Options Trade #23 - SPX Broken Wing Iron Condor

Oct 29, 2018

VTS Community,

Hopefully everybody had a great weekend. I suspect for a lot of traders out there outside our community, it was a nail-biter because of how we ended last Friday. An ugly down day, VIX futures term structure strongly in backwardation, and some headline news risk as well. I certainly wasn't predicting a "Black Monday" type crash, but the conditions for one were present so it wouldn't have been very much fun riding sensitive positions over the weekend.
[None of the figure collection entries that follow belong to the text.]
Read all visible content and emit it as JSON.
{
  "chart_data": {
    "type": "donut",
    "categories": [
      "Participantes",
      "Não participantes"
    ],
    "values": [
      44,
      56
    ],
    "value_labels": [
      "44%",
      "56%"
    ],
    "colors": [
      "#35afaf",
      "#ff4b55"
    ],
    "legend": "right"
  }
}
I slept like a baby being in our safety positions, but let's see if we can get into a few new trades this week. Options trades are easier because there's always a trade for any market environment, but for our ETF strategies, we may have to hold off until volatility settles down.

Broken wing Iron Condor Conditions are ideal right now for an Iron Condor. High volatility and a market that has been fairly rangebound with moves in both directions, it's the right trade right now. However, today I'd like to do a little variation on the standard trade by introducing what's called a broken wing. It's a very good middle ground between an entirely neutral trade, and an entirely directional one. The volatility metrics I track indicate the selling pressure in the broad markets may be subsiding. But at the same time, with such a violent crash recently, I don't want to be completely directional either selling something like a bull put spread.

The typical Iron Condor has long strikes an equal distance away from the short strikes making it symmetric, equal on both sides. It's the classic market neutral trade and looks like this:

 

The broken wing Iron Condor is very similar, except we extend one of the long strikes an additional strike away, making the trade non-symmetrical. Now we can do this on either side depending on our bias.

 
 

You can see the first chart, the Put broken wing Iron Condor has a positive bias, meaning that trade is ideal when we fear the risk is to the upside. It transfers some of the upside risk and shifts it to the downside. Right now, my volatility metrics indicate a higher probability the S&P goes back up, so that's the side we want to protect against.

The Trade: Put Broken Wing Iron Condor on SPX

  • Buy to Open 1 x 18 Jan 19' SPX 2375 Put
  • Sell to Open 1 x 18 Jan 19' SPX 2425 Put
  • Sell to Open 1 x 18 Jan 19' SPX 2950 Call
  • Buy to Open 1 x 18 Jan 19' SPX 2975 Call
  • Credit: ~ 6.90 Days to expiry: 80

* prices move around, so just get the highest premium you can. I've seen it as high as 7.15 this morning so higher the better.

Margin Requirement: 1 option contract = 100 shares The margin requirement is the strike gap minus the premium For broken wing condors we use the wider side (50.00 - 6.90) * 100 = 4,310 per contract. For directional trades, I like to keep the allocation smaller.

The VTS Discretionary Options model portfolio is at 26,061.38 4,310 margin is 16.54% of the portfolio

* You can scale your trade to roughly 15-20% of your VTS Discretionary Options funds

Stop-loss: I don't use hard stop-losses for Iron Condors. Instead, I have developed a proprietary method of measuring the risk-reward profile day to day and determining if it's still advantageous to remain in the trade or close it.

However as a rough estimate, we typically stop-loss out of trades at 1.3 - 1.6 x the premium collected.

So if the 6.90 premium we collect for the trade rises to about 10.35, that would be a ballpark range we will consider closing it for a loss.